When people ask, I tell them it's a Ford. They seem shocked and disappointed that it could be the same as a third of the cars in the parking lot instead of being some rare exotic.
Model t, as per the next generation. At least that's how my son refers to one (age 4)
I knew of more than one old timer who could not say "Model T" without putting the word "damn" in front of it.
At home I usually say I’m going to take
A/ “The Ute” or B/ “ Sloopy” for a drive.
Both are Model T Ford’s
My elderly next door neighbors Willie and Lois White, who were both born in 1913 and grew up with Model T’s and are both now deceased, always referred to my 1926 coupe as a “T Model”. I never asked them why and wish I had asked, but l assume that is the way everyone back then referred to the Model T. If it had remained that way, we would all be discussing this on the TMFCA Forum. . Jim Patrick
When I registered my first T with personalised number plates, I tried for TM-1916 but that was taken, so second choice was MT-1916 so unbeknown at the time that I actually got it right with the second one.
we own several Model T Fords!
In Holland it's just "T Ford" with most people, pronounced like [Tayford].
I have always called my Model T a T MODEL !!
Somehow "Ford Model T Club of America" Just doesn't sound right . . .
Remember, many car companies made model T's, even Chevrolet! Of course, today, nobody knows that! So, let's just stick with what we are comfortable with.
I guess I didn’t think about “T Model” when I posted the question, but glad the Southerners corrected me. I definitely hear that term around the fields of Hershey every year.
It’s been fun reading through all the responses. I’m going to tally it all up at the end of the year and post the results.
I was setting at the restaurant for breakfast this morning and someone asked me about my T Model. Seems a lot of people around here call them by that name. I catch myself doing the same sometime.
I always get asked is that a model T or an A.And they never say Ford.It seems every one knows it's a Ford even young people.
Oh the truth is I use Model T Ford or Ford Model T, when talking to people that are unfamiliar with them. With ones that are it's "The Model T" or "The Model A". But never "The T Model" or "The A Model". It's a regional thing to say "T/A Model" I think.
My answer to anyone asking is "Ford T".
If that doesn't drop the penny then I add the word "Model" into it....which then seems to make it clear to the general public.

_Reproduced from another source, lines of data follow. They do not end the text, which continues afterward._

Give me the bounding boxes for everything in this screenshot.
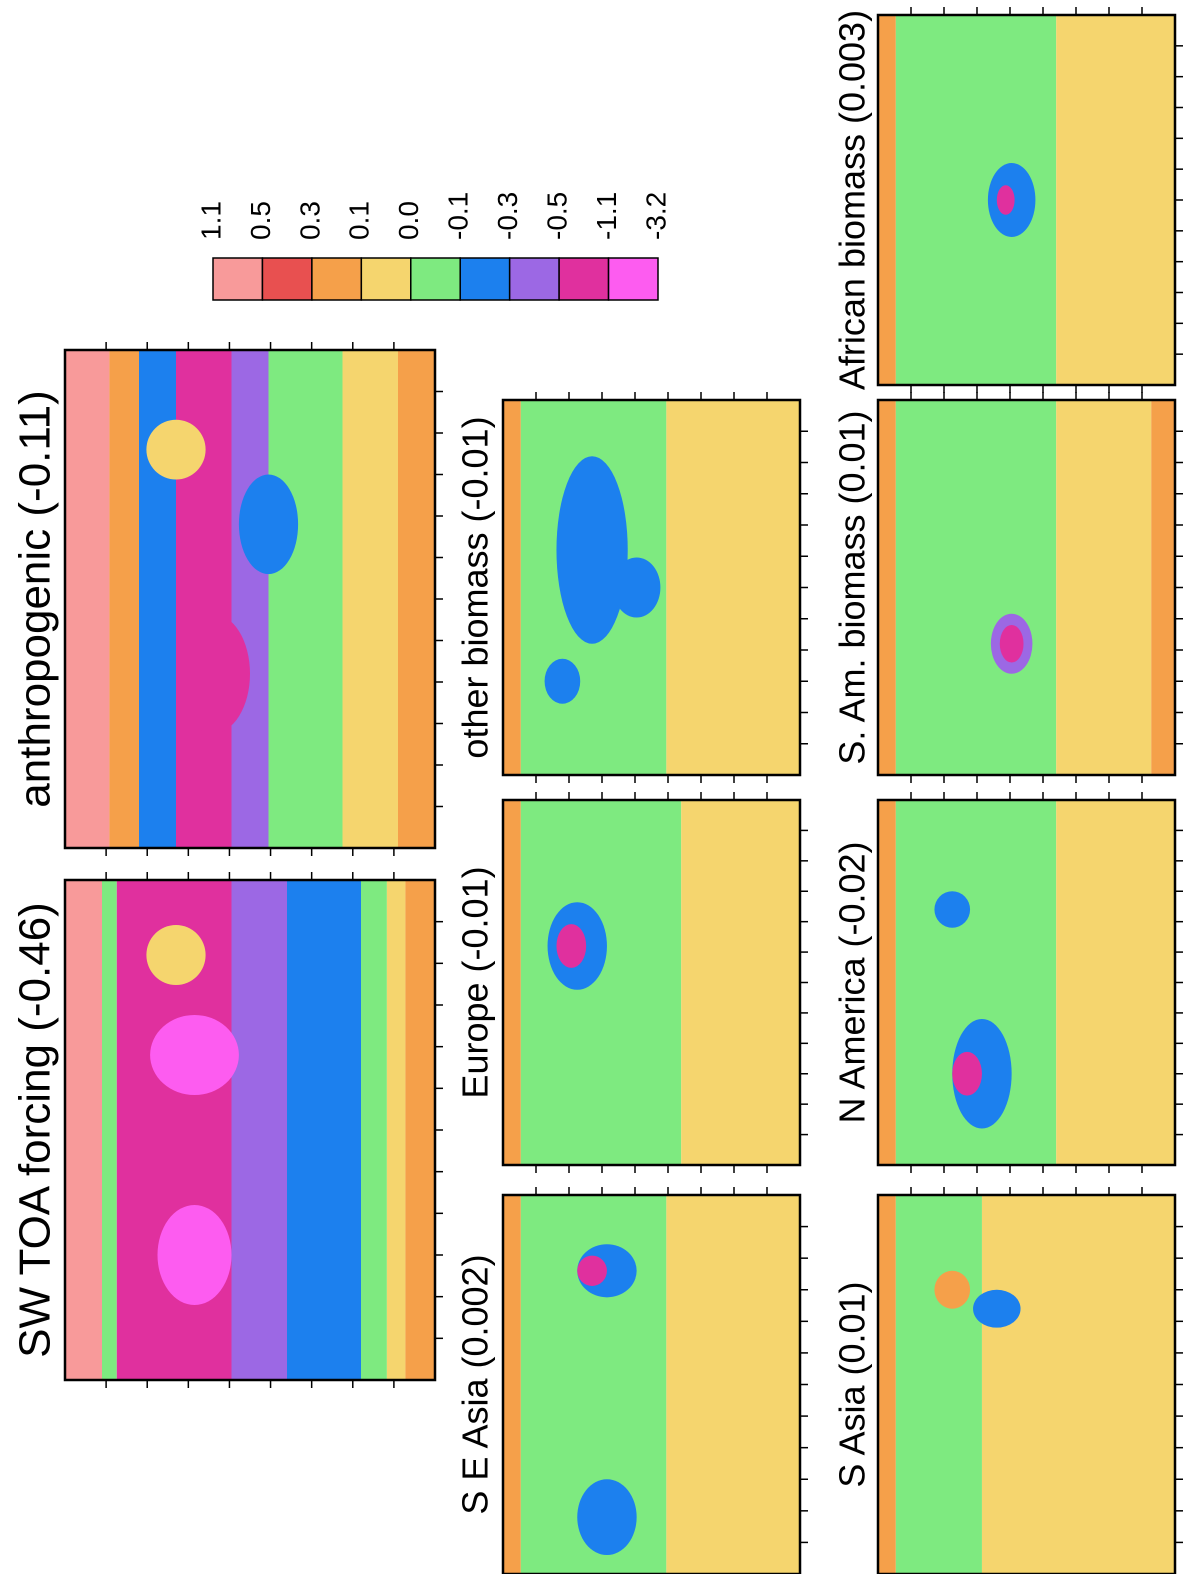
map-blob: [613, 558, 661, 618]
colorbar-label: 1.1: [195, 201, 226, 240]
panel-title: S. Am. biomass (0.01): [832, 410, 873, 764]
map-blob: [934, 1271, 970, 1309]
panel-title: S E Asia (0.002): [455, 1254, 496, 1514]
map-band: [878, 1195, 896, 1574]
map-band: [896, 400, 1056, 775]
panel-title: SW TOA forcing (-0.46): [11, 902, 60, 1358]
panel-title: Europe (-0.01): [455, 866, 496, 1098]
map-panel: [878, 392, 1183, 783]
panel-title: N America (-0.02): [832, 841, 873, 1123]
colorbar-swatch: [609, 258, 658, 300]
map-band: [1151, 400, 1175, 775]
map-band: [343, 350, 399, 848]
map-band: [503, 400, 521, 775]
panel-title: anthropogenic (-0.11): [11, 390, 60, 807]
map-band: [65, 880, 102, 1380]
map-blob: [556, 456, 627, 644]
map-blob: [176, 614, 250, 734]
map-band: [102, 880, 117, 1380]
map-band: [109, 350, 139, 848]
map-band: [232, 880, 288, 1380]
map-blob: [158, 1205, 232, 1305]
panel-title: African biomass (0.003): [832, 10, 873, 390]
map-blob: [150, 1015, 239, 1095]
colorbar-label: 0.0: [393, 201, 424, 240]
colorbar-swatch: [262, 258, 311, 300]
figure: SW TOA forcing (-0.46) anthropogenic (-0.…: [0, 0, 1195, 1574]
map-band: [1056, 15, 1175, 385]
colorbar-swatch: [361, 258, 410, 300]
colorbar-swatch: [411, 258, 460, 300]
map-blob: [1000, 625, 1024, 663]
map-blob: [545, 659, 581, 704]
map-panel: [878, 7, 1183, 393]
map-band: [521, 800, 681, 1165]
map-blob: [934, 891, 970, 928]
map-blob: [239, 475, 298, 575]
map-band: [405, 880, 435, 1380]
colorbar-swatch: [460, 258, 509, 300]
map-panel: [503, 392, 808, 783]
map-blob: [146, 420, 205, 480]
map-band: [878, 800, 896, 1165]
map-band: [398, 350, 435, 848]
map-band: [503, 1195, 521, 1574]
map-band: [287, 880, 361, 1380]
colorbar-label: -0.1: [443, 192, 474, 240]
map-band: [269, 350, 343, 848]
map-blob: [952, 1052, 982, 1096]
panel-title: S Asia (0.01): [832, 1281, 873, 1487]
map-band: [361, 880, 387, 1380]
map-band: [878, 400, 896, 775]
colorbar-label: 0.5: [245, 201, 276, 240]
map-band: [65, 350, 109, 848]
map-blob: [577, 1479, 636, 1555]
map-blob: [973, 1290, 1021, 1328]
map-band: [681, 800, 800, 1165]
map-blob: [556, 924, 586, 968]
map-panel: [503, 1187, 808, 1574]
map-panel: [65, 872, 443, 1388]
map-band: [1056, 800, 1175, 1165]
colorbar-label: 0.1: [344, 201, 375, 240]
map-panel: [503, 792, 808, 1173]
map-band: [232, 350, 269, 848]
map-panel: [878, 1187, 1183, 1574]
map-band: [1056, 400, 1151, 775]
colorbar-swatch: [213, 258, 262, 300]
map-panel: [65, 342, 443, 856]
map-panel: [878, 792, 1183, 1173]
colorbar-label: 0.3: [294, 201, 325, 240]
colorbar-label: -0.5: [542, 192, 573, 240]
map-band: [666, 400, 800, 775]
map-blob: [146, 925, 205, 985]
map-band: [878, 15, 896, 385]
map-band: [503, 800, 521, 1165]
colorbar-swatch: [510, 258, 559, 300]
map-blob: [577, 1256, 607, 1286]
colorbar-swatch: [559, 258, 608, 300]
map-band: [666, 1195, 800, 1574]
map-blob: [997, 185, 1015, 215]
map-band: [896, 1195, 982, 1574]
colorbar-label: -3.2: [640, 192, 671, 240]
colorbar-label: -1.1: [591, 192, 622, 240]
panel-title: other biomass (-0.01): [455, 416, 496, 758]
map-band: [982, 1195, 1175, 1574]
colorbar-label: -0.3: [492, 192, 523, 240]
map-band: [387, 880, 406, 1380]
colorbar-swatch: [312, 258, 361, 300]
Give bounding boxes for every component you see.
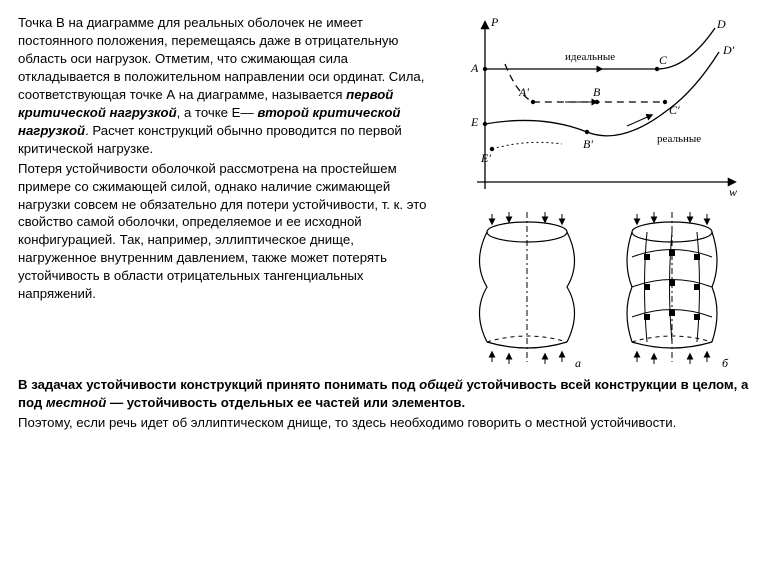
label-real: реальные — [657, 133, 701, 145]
body-text-bottom: В задачах устойчивости конструкций приня… — [18, 376, 750, 432]
figures-column: P w A A′ B B′ C C′ D — [443, 14, 750, 374]
axis-p-label: P — [490, 15, 499, 29]
paragraph-2: Потеря устойчивости оболочкой рассмотрен… — [18, 160, 433, 304]
pt-D1: D′ — [722, 43, 735, 57]
pt-D: D — [716, 17, 726, 31]
label-ideal: идеальные — [565, 51, 615, 63]
pt-C1: C′ — [669, 103, 680, 117]
pt-A1: A′ — [518, 85, 529, 99]
paragraph-4: Поэтому, если речь идет об эллиптическом… — [18, 414, 750, 432]
p3-e: — устойчивость отдельных ее частей или э… — [106, 395, 465, 410]
p3-b: общей — [419, 377, 463, 392]
shell-b-label: б — [722, 356, 729, 370]
pt-E1: E′ — [480, 151, 491, 165]
shells-figure: а — [447, 204, 747, 374]
paragraph-1: Точка В на диаграмме для реальных оболоч… — [18, 14, 433, 158]
pt-E: E — [470, 115, 479, 129]
pt-A: A — [470, 61, 479, 75]
load-diagram: P w A A′ B B′ C C′ D — [447, 14, 747, 204]
p3-a: В задачах устойчивости конструкций приня… — [18, 377, 419, 392]
pt-C: C — [659, 53, 668, 67]
shell-a-label: а — [575, 356, 581, 370]
p3-d: местной — [46, 395, 106, 410]
pt-B: B — [593, 85, 601, 99]
p1-c: , а точке Е— — [177, 105, 258, 120]
paragraph-3: В задачах устойчивости конструкций приня… — [18, 376, 750, 412]
pt-B1: B′ — [583, 137, 593, 151]
axis-w-label: w — [729, 185, 737, 199]
body-text-left: Точка В на диаграмме для реальных оболоч… — [18, 14, 433, 374]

If you are going to tally up? Put me under the "ambiverbose" column. I may have felt the need to needle Steve J a bit, but I like that word! (Whether new or not.)
Besides, I do use most the various words in most the common orders. Model T, T model with or without Ford (first last or sometimes even middle), I use them all.
Fun thread! Thank you to all. (Especially Steve J)
In Sweden it's like in Holland: T-Ford, though the pronunciation would be a little different
Perhaps we should count how many people googled the word “ambiverbose”...+1...(grin)
Maybe if you look at my profile you will see way they never ask if it is a Ford.I didn't think of that.
It's Just "1913 Model T" or "24 Model TT One Tonner".
People with Mustangs or Corvettes don't bother to tell you they have a "Ford' or a "Chev" (swear word), They are proud enough just to say "a 66 Mustang" or "a 58 Corvette".
That is all that is needed.
I grew up in the Los Angeles area so this might have been a local thing, but in the 1950's many called them "T bone". Or just shortened it to "bone". I also heard my father and grandfather call them "T Model".
I've heard people use both terms. The T model seems to be used by older people and Model T by younger people.